Che succede tra Israele e i palestinesi? Ogni giorno si alzano voci di interventi “potenti”, “mai visti prima”, annunci spaventosi da parte di stati sovrani e milizie militari e terroristiche, ma la guerra delle dichiarazioni è sempre più confusa con la guerra sul campo che, a sua volta, non appare neppure più una vera e propria guerra.
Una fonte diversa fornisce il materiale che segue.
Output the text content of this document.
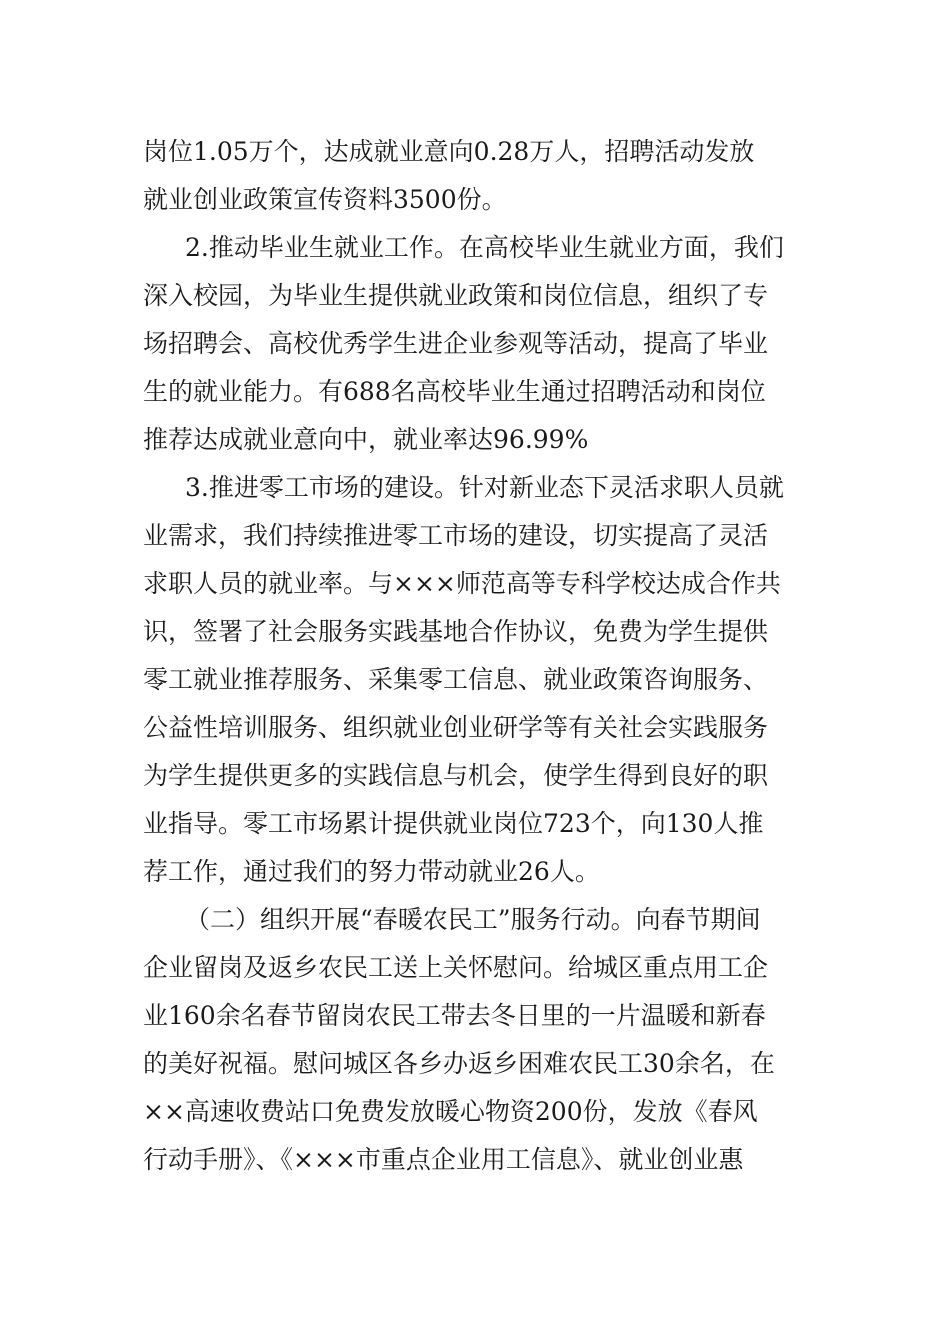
岗位1.05万个，达成就业意向0.28万人，招聘活动发放
就业创业政策宣传资料3500份。
2.推动毕业生就业工作。在高校毕业生就业方面，我们
深入校园，为毕业生提供就业政策和岗位信息，组织了专
场招聘会、高校优秀学生进企业参观等活动，提高了毕业
生的就业能力。有688名高校毕业生通过招聘活动和岗位
推荐达成就业意向中，就业率达96.99%
3.推进零工市场的建设。针对新业态下灵活求职人员就
业需求，我们持续推进零工市场的建设，切实提高了灵活
求职人员的就业率。与×××师范高等专科学校达成合作共
识，签署了社会服务实践基地合作协议，免费为学生提供
零工就业推荐服务、采集零工信息、就业政策咨询服务、
公益性培训服务、组织就业创业研学等有关社会实践服务
为学生提供更多的实践信息与机会，使学生得到良好的职
业指导。零工市场累计提供就业岗位723个，向130人推
荐工作，通过我们的努力带动就业26人。
（二）组织开展“春暖农民工”服务行动。向春节期间
企业留岗及返乡农民工送上关怀慰问。给城区重点用工企
业160余名春节留岗农民工带去冬日里的一片温暖和新春
的美好祝福。慰问城区各乡办返乡困难农民工30余名，在
××高速收费站口免费发放暖心物资200份，发放《春风
行动手册》、《×××市重点企业用工信息》、就业创业惠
Mattia Serra, di Ispi, Istituto per gli studi di politica internazionale, sostiene che “dopo settimane in cui un’invasione massiccia della Striscia sembrava sempre più vicina, il governo israeliano ha apparentemente puntato su una tattica diversa, limitandosi per ora a manovre ristrette, coordinate con l’aviazione.”
Segretezza e confusione
“Al netto dei singoli eventi, le informazioni vanno prese con le molle”, spiega un report di Ispi, perché l’operazione israeliana procede “sotto un velo di segretezza”. Il riserbo tenuto dalle Idf (esercito israeliano) riguarda anche il numero delle vittime. Le brigate al-Qassam, braccio armato del movimento Hamas, hanno ribadito nei giorni scorsi che i loro miliziani si sono confrontati più volte con le forze dello Stato ebraico, provocando ingenti perdite tra le fila nemiche. Stessa tattica per Israele. Ma nessuna delle parti conferma mai le vittime, mentre esalta i danni fatti al nemico.
Nuove dottrine militari
Gli esperti non sono in grado di stabilire se l’operazione di Israele, in corso nella Striscia di Gaza, sia quella annunciata da dopo l’attacco subito il 7 ottobre. “L’operazione in corso”, scrive l’Ispi, “diverge dalla dottrina militare israeliana, che da una parte si basa su esperienze di conflitto fra paesi e non di guerra urbana, e dall’altra prevede risposte rapide e decise per chiudere il conflitto in tempi brevi. Lo Stato ebraico, in fondo, è un piccolo paese con meno di 10 milioni di abitanti (tra cui 2 milioni di arabi) e un eventuale tributo elevato di vite umane avrebbe un peso specifico non trascurabile.”
La seconda fase
“Se i contorni di questa operazione rimangono fumosi – dice Mattia Serra – le parole del premier Netanyahu, che ha definito tali manovre come l’inizio della seconda fase della guerra, non lasciano spazio a interpretazioni. La fanteria israeliana è entrata nella Striscia, con tutte le conseguenze che questa scelta avrà a livello politico e per la popolazione locale. Rimangono numerose le incognite, dagli obbiettivi ultimi di questa operazione alle intenzioni del governo israeliano circa il futuro di Gaza”.
Neutralizzare “trappole”
“Lentamente” e “meticolosamente”. Sono questi i due avverbi utilizzati da Jonathan Conricus, portavoce delle Forze di difesa israeliane (Idf) per descrivere quanto sta avvenendo. Quella di Tsahal, dunque, ha tutto l’aspetto di un’operazione lenta e duratura, “che presenta però non poche controindicazioni sul piano politico, militare, diplomatico e umanitario.” Nel suo briefing in video, Conricus riferisce che sul campo sono dispiegati carri armati, mezzi corazzati, bulldozer e unità della fanteria e del genio militare. Queste ultime, fa sapere l’Idf, hanno la funzione di neutralizzare le “trappole” tipiche della guerriglia urbana e anche di occuparsi della più volte citata rete di tunnel – lunga almeno 500 chilometri – sotto il livello del suolo.
Tanti giovani palestinesi
Insomma sono ancora molte le incognite sugli sviluppi della situazione in Medio Oriente; non ultima e da tenere in massima considerazione “anche la particolare situazione demografica”, che vede metà della popolazione dei territori palestinesi al di sotto dei 20 anni di età; motivo per il quale vi sono i minori tra le principali vittime del conflitto; per il diretto coinvolgimento in bombardamenti, ma anche per le conseguenze in termini di malattie, mancanza di igiene e spostamento forzato.